Similarly, again in contradiction to the prognosises of certain Anglo-American 'gloom and doom' commentators (which I will admit include myself from time to time), Anderson does not think that the near future will see either Peking or Moskva, either in concert or individually attempt to break with the American hegemon. Both regimes have way too much to lose, by deliberately crossing any red lines that Washington chooses to draw in the sand. As for Europe, as formerly, Anderson is completely without any illusions about the EU and Europe as a whole, noting that it is nothing so much as a gigantic:

"free trade area, dotted with governments representing a somewhat wider spectrum than in the US or Japan, but without much external common will or coherant inner direction".

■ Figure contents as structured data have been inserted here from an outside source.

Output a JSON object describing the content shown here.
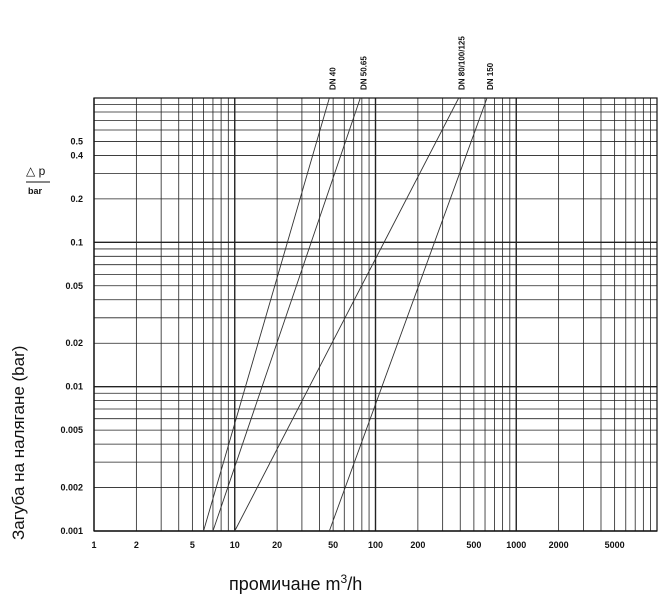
{
  "chart_data": {
    "type": "line",
    "xscale": "log",
    "yscale": "log",
    "xlim": [
      1,
      10000
    ],
    "ylim": [
      0.001,
      1
    ],
    "grid": true,
    "x_tick_labels": [
      "1",
      "2",
      "5",
      "10",
      "20",
      "50",
      "100",
      "200",
      "500",
      "1000",
      "2000",
      "5000"
    ],
    "y_tick_labels": [
      "0.001",
      "0.002",
      "0.005",
      "0.01",
      "0.02",
      "0.05",
      "0.1",
      "0.2",
      "0.4",
      "0.5"
    ],
    "xlabel_text": "промичане m",
    "xlabel_sup": "3",
    "xlabel_unit": "/h",
    "ylabel": "Загуба на налягане (bar)",
    "y_annotation_symbol": "△ p",
    "y_annotation_unit": "bar",
    "series": [
      {
        "name": "DN 40",
        "x": [
          6,
          47
        ],
        "y": [
          0.001,
          1
        ]
      },
      {
        "name": "DN 50.65",
        "x": [
          7,
          78
        ],
        "y": [
          0.001,
          1
        ]
      },
      {
        "name": "DN 80/100/125",
        "x": [
          10,
          390
        ],
        "y": [
          0.001,
          1
        ]
      },
      {
        "name": "DN 150",
        "x": [
          47,
          620
        ],
        "y": [
          0.001,
          1
        ]
      }
    ]
  }
}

Another field where Anderson breaks with the common herd of bien pensant Anglo-American commentators, is in his emphasis once again (as other essays over the last six years), on the predominance of continuity, rather than discontinuity of American foreign policy, during the Bush-Cheney years. Rather than concentrating on the manner, in which policy has been conducted, Anderson focuses on the ends of the policy, and, he sees (quite rightly) that far from the last seven years seeing a break, what has been very much evident, from American policy in the Near East, Europe, vis-`a-vis Russia, China and India, as well as International trade and finance, is a high degree of similarity with American policy during the Clinton years and before. Even in reference to the Iraq War, Anderson notes correctly, how much the Bush strategy of 'overthrow', had been prepared beforehand during the prior period. In short, according to Anderson, the last year of the Bush regime presents us with the following mise en scene:

"On matters of substance, the Administration has registered major gains, not only propelling EU enlargement behind NATO expansion, but obtaining the admission of Turkey into Europe as a top objective of Brussels to come. In Europe, as in Japan, China, India, Russia and Brazil, American strategy has been, not rhetorically, but structurally continuous since the end of the Cold War ".

Beyond all of the evenement of International Politics, the key underlying conjuncture and structure, are for Anderson the fact that with the end of the Cold War, and the opening up of the formerly closed markets of Central and Eastern Europe as well as the PRC and India, has been the addition of two billion people to the world labour force, tripling the absolute number. Massively reinforcing the power and the wealth of the elites in all countries of the globe, especially in the advanced countries as they are the ones, who have in the last twenty-five years, have been able to take the most advantage of this systemic change. And, of course massively reinforcing income inequalities of almost all countries on the face of the planet. With much of the new lower orders, being reduced to Dickensian conditions if not worse. As world elites under the gisement of 'globalization', appear more and more approximate and united.

In short, as usual Perry Anderson presents to the reader an erste-klasse mind, which delights in logic chopping and unsentimentality. Habits of mind of someone who has been mentally educated in the (now dead) school of neo-Marxism. With that said, I encourage you all to go to the New Left Review to read his most delightful and instructive essay.